Apprendre aux enfants à jouer différemment pour leur permettre de penser différemment : voilà le beau projet que s'est fixée la compagnie multimédia GoldieBox, connue pour ses jeux de constructions techniques dédiés aux filles, en lançant la chaîne Youtube "Toy Hackers". En montrant aux filles qu'elles peuvent parfaitement se servir d'un tournevis ou construire des robots, cette émission lutte contre les discriminations de genre, auxquelles les enfants sont encore bien trop souvent exposés par l'intermédiaire de jeux stéréotypés. On ne peut qu'applaudir !
Le concept de l'émission est simple : des Youtubeuses junior, réunies sous le nom de la "Toy Hackers Secret Society", donnent à des figurines d'action des "missions". Elles doivent résoudre des problèmes de la vie de tous les jours grâce à de nouvelles inventions.
En plus de la partie narrative et humoristique, chaque épisode comprend un tutoriel pour réaliser pas à pas les créations présentées dans l'émission. Dans les deux premiers épisodes, les petites bricoleuses apprennent à fabriquer des enceintes maison, et un système de poulie pour attraper des choses à distance (vous ne pourrez plus rien cacher en haut de vos étagères...).
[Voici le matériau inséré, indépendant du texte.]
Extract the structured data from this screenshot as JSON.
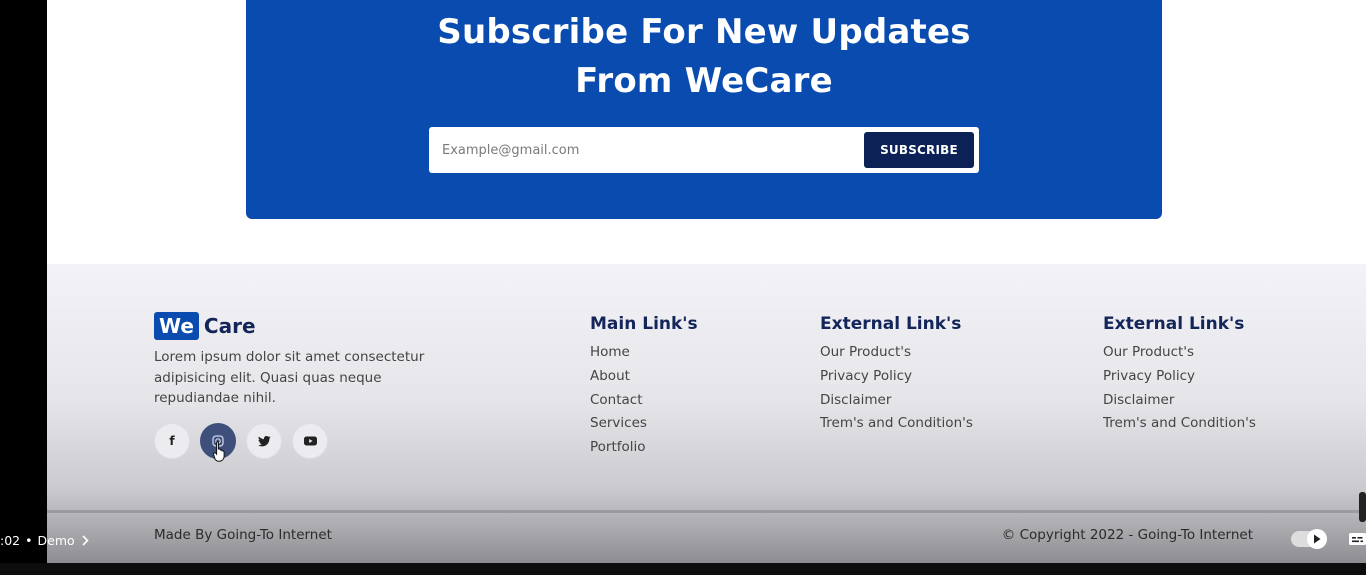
{
  "subscribe": {
    "title_line1": "Subscribe For New Updates",
    "title_line2": "From WeCare",
    "email_placeholder": "Example@gmail.com",
    "button_label": "SUBSCRIBE",
    "banner_color": "#0a4baf",
    "button_color": "#0c2257"
  },
  "footer": {
    "logo": {
      "part1": "We",
      "part2": "Care"
    },
    "about": "Lorem ipsum dolor sit amet consectetur adipisicing elit. Quasi quas neque repudiandae nihil.",
    "socials": [
      {
        "icon": "facebook-icon",
        "glyph": "f"
      },
      {
        "icon": "instagram-icon",
        "glyph": ""
      },
      {
        "icon": "twitter-icon",
        "glyph": ""
      },
      {
        "icon": "youtube-icon",
        "glyph": ""
      }
    ],
    "main_links": {
      "title": "Main Link's",
      "items": [
        "Home",
        "About",
        "Contact",
        "Services",
        "Portfolio"
      ]
    },
    "external_links_1": {
      "title": "External Link's",
      "items": [
        "Our Product's",
        "Privacy Policy",
        "Disclaimer",
        "Trem's and Condition's"
      ]
    },
    "external_links_2": {
      "title": "External Link's",
      "items": [
        "Our Product's",
        "Privacy Policy",
        "Disclaimer",
        "Trem's and Condition's"
      ]
    },
    "made_by": "Made By Going-To Internet",
    "copyright": "© Copyright 2022 - Going-To Internet"
  },
  "player": {
    "time": ":02",
    "chapter": "Demo"
  }
}
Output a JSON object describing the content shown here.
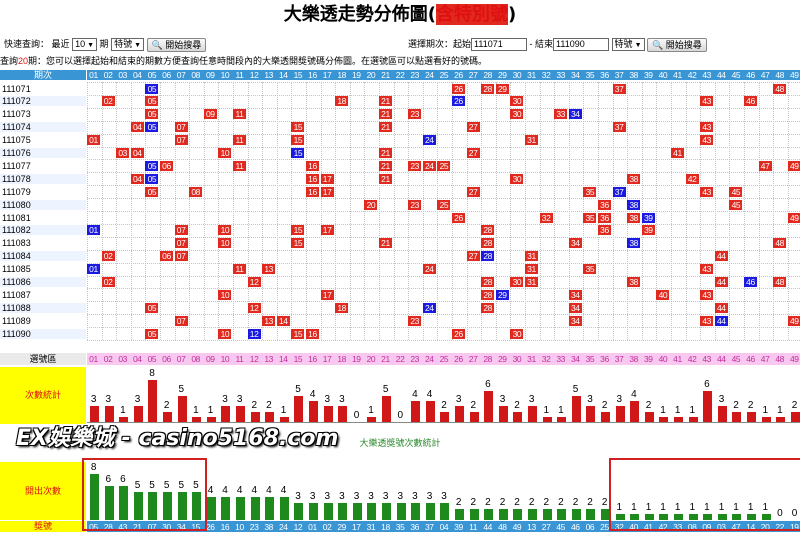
{
  "page": {
    "title_main": "大樂透走勢分佈圖",
    "title_paren_open": "(",
    "title_special": "含特別號",
    "title_paren_close": ")",
    "watermark": "EX娛樂城 - casino5168.com"
  },
  "toolbar": {
    "quick_label": "快速查詢：",
    "recent_label": "最近",
    "recent_value": "10",
    "period_label": "期",
    "special_value": "特號",
    "start_button": "開始搜尋",
    "range_label": "選擇期次：起始",
    "range_start": "111071",
    "range_mid": "- 結束",
    "range_end": "111090",
    "special_value2": "特號",
    "start_button2": "開始搜尋"
  },
  "notice": {
    "prefix": "查詢",
    "count": "20",
    "suffix": "期：您可以選擇起始和結束的期數方便查詢任意時間段內的大樂透開獎號碼分佈圖。在選號區可以點選看好的號碼。"
  },
  "table": {
    "period_header": "期次",
    "numbers": [
      "01",
      "02",
      "03",
      "04",
      "05",
      "06",
      "07",
      "08",
      "09",
      "10",
      "11",
      "12",
      "13",
      "14",
      "15",
      "16",
      "17",
      "18",
      "19",
      "20",
      "21",
      "22",
      "23",
      "24",
      "25",
      "26",
      "27",
      "28",
      "29",
      "30",
      "31",
      "32",
      "33",
      "34",
      "35",
      "36",
      "37",
      "38",
      "39",
      "40",
      "41",
      "42",
      "43",
      "44",
      "45",
      "46",
      "47",
      "48",
      "49"
    ],
    "draws": [
      {
        "period": "111071",
        "nums": [
          5,
          26,
          28,
          29,
          37,
          48
        ],
        "special": 5
      },
      {
        "period": "111072",
        "nums": [
          2,
          5,
          18,
          21,
          26,
          30,
          43,
          46
        ],
        "special": 26
      },
      {
        "period": "111073",
        "nums": [
          5,
          9,
          11,
          21,
          23,
          30,
          33,
          34
        ],
        "special": 34
      },
      {
        "period": "111074",
        "nums": [
          4,
          5,
          7,
          15,
          21,
          27,
          37,
          43
        ],
        "special": 5
      },
      {
        "period": "111075",
        "nums": [
          1,
          7,
          11,
          15,
          24,
          31,
          43
        ],
        "special": 24
      },
      {
        "period": "111076",
        "nums": [
          3,
          4,
          10,
          15,
          21,
          27,
          41
        ],
        "special": 15
      },
      {
        "period": "111077",
        "nums": [
          5,
          6,
          11,
          16,
          21,
          23,
          24,
          25,
          47,
          49
        ],
        "special": 5
      },
      {
        "period": "111078",
        "nums": [
          4,
          5,
          16,
          17,
          21,
          30,
          38,
          42
        ],
        "special": 5
      },
      {
        "period": "111079",
        "nums": [
          5,
          8,
          16,
          17,
          27,
          35,
          37,
          43,
          45
        ],
        "special": 37
      },
      {
        "period": "111080",
        "nums": [
          20,
          23,
          25,
          36,
          38,
          45
        ],
        "special": 38
      },
      {
        "period": "111081",
        "nums": [
          26,
          32,
          35,
          36,
          38,
          39,
          49
        ],
        "special": 39
      },
      {
        "period": "111082",
        "nums": [
          1,
          7,
          10,
          15,
          17,
          28,
          36,
          39
        ],
        "special": 1
      },
      {
        "period": "111083",
        "nums": [
          7,
          10,
          15,
          21,
          28,
          34,
          38,
          48
        ],
        "special": 38
      },
      {
        "period": "111084",
        "nums": [
          2,
          6,
          7,
          27,
          28,
          31,
          44
        ],
        "special": 28
      },
      {
        "period": "111085",
        "nums": [
          1,
          11,
          13,
          24,
          31,
          35,
          43
        ],
        "special": 1
      },
      {
        "period": "111086",
        "nums": [
          2,
          12,
          28,
          30,
          31,
          38,
          44,
          46,
          48
        ],
        "special": 46
      },
      {
        "period": "111087",
        "nums": [
          10,
          17,
          28,
          29,
          34,
          40,
          43
        ],
        "special": 29
      },
      {
        "period": "111088",
        "nums": [
          5,
          12,
          18,
          24,
          28,
          34,
          44
        ],
        "special": 24
      },
      {
        "period": "111089",
        "nums": [
          7,
          13,
          14,
          23,
          34,
          43,
          44,
          49
        ],
        "special": 44
      },
      {
        "period": "111090",
        "nums": [
          5,
          10,
          12,
          15,
          16,
          26,
          30
        ],
        "special": 12
      }
    ],
    "select_label": "選號區",
    "freq_label": "次數統計",
    "freq_values": [
      3,
      3,
      1,
      3,
      8,
      2,
      5,
      1,
      1,
      3,
      3,
      2,
      2,
      1,
      5,
      4,
      3,
      3,
      0,
      1,
      5,
      0,
      4,
      4,
      2,
      3,
      2,
      6,
      3,
      2,
      3,
      1,
      1,
      5,
      3,
      2,
      3,
      4,
      2,
      1,
      1,
      1,
      6,
      3,
      2,
      2,
      1,
      1,
      2
    ],
    "rank_title": "大樂透獎號次數統計",
    "rank_freq_label": "開出次數",
    "rank_number_label": "獎號",
    "rank_numbers": [
      "05",
      "28",
      "43",
      "21",
      "07",
      "30",
      "34",
      "15",
      "26",
      "16",
      "10",
      "23",
      "38",
      "24",
      "12",
      "01",
      "02",
      "29",
      "17",
      "31",
      "18",
      "35",
      "36",
      "37",
      "04",
      "39",
      "11",
      "44",
      "48",
      "49",
      "13",
      "27",
      "45",
      "46",
      "06",
      "25",
      "32",
      "40",
      "41",
      "42",
      "33",
      "08",
      "09",
      "03",
      "47",
      "14",
      "20",
      "22",
      "19"
    ],
    "rank_values": [
      8,
      6,
      6,
      5,
      5,
      5,
      5,
      5,
      4,
      4,
      4,
      4,
      4,
      4,
      3,
      3,
      3,
      3,
      3,
      3,
      3,
      3,
      3,
      3,
      3,
      2,
      2,
      2,
      2,
      2,
      2,
      2,
      2,
      2,
      2,
      2,
      1,
      1,
      1,
      1,
      1,
      1,
      1,
      1,
      1,
      1,
      1,
      0,
      0
    ]
  },
  "colors": {
    "red": "#e02a20",
    "blue": "#1a1ae0",
    "header": "#3a95d5",
    "select_bg": "#f9c8f0",
    "freq_bg": "#ffff00",
    "green": "#1e8a1e"
  }
}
Toutes les inventions peuvent être construites avec des objets de la vie courante comme par exemple avec des billes, des rouleaux de papiers toilette et des gobelets en plastique, afin que les enfants puissent les réaliser simplement.
Le but est d'apprendre aux petites filles à poser un regard différent sur le monde qui les entoure, de leur apprendre qu'elles ont les capacités de le transformer, de le modeler selon leur volonté. Une jolie initiative d'empowerment pour redonner confiance aux filles et leur permettre d'exploiter leur créativité.
L'émission, diffusée sur Youtube, sera présentée par la bloggueuse vidéo Simone Giertz, la très sympathique "reine des robots bizarres", comme elle se surnomme elle-même. Elle s'est fait connaître en construisant et en testant toute sortes de robots improbables sur sa chaîne Youtube. C'est, entre autres, l'inventrice d'un robot-réveil qui vient gifler son propriétaire pour le faire émerger, d'un robot applicateur de rouge à lèvres peu délicat, d'un assistant à shampoing, ou d'une machine qui tartine tout de beurre de cacahuètes, à l'exception des tartines.
Elle explique au New York Times que "Toy Hackers" veut promouvoir le bricolage, la construction et plus généralement, tout ce qui touche à l'ingénierie, pour développer chez les filles un goût pour ces domaines dont elles demeurent encore très exclues. Ce type d'occupations ne leur ait quasiment jamais proposé, ce qui les conduit à développer un complexe par rapport aux garçons dans ces disciplines : elles se mettent en tête que ce n'est pas quelque chose pour elles, qu'elles ne peuvent pas y arriver. Résultat sur le long terme : seuls 28% des ingénieurs sont des femmes, d'après le site Digischool. Et les domaines scientifiques et techniques demeurent également de véritables déserts de femmes.
"L'ingénierie demeure un domaine tellement, tellement déséquilibré au niveau des genres", a confié Simone Giertz au site Fortune. "On apprend aux petites filles à faire attention, et je pense que dans beaucoup de cas, c'est un énorme frein", dit-elle. La jeune femme de 25 ans explique d'ailleurs qu'elle n'a appris à coder qu'à 22 ans parce qu'elle avait trop peur de l'échec. Et il est vrai que dès qu'une petite fille touche un outil, elle récolte une moisson de commentaires réprobateurs et de "Lâche ça, ma chérie, tu vas te blesser". Et ce sont ces préjugés sexistes inconscients qui handicapent les femmes et les poussent à déserter les champs de la technique, de la science ou de l'ingénierie.
C'est là tout l'intérêt de "Toy Hackers" : l'émission développe ce goût du bricolage chez les petites filles, tout en leur fournissant des modèles féminins qui réussissent dans ces domaines saturés en testostérone. "Il y a une grande différence quand quelqu'un est du même genre que vous. Ça vous aide à vous débarrasser de ces préjugés du 'Je ne peux pas faire ça'", confirme Simone Grietz. Et c'est sans aucun doute une belle victoire, car c'est de confiance dont les femmes manquent. Pas de capacités.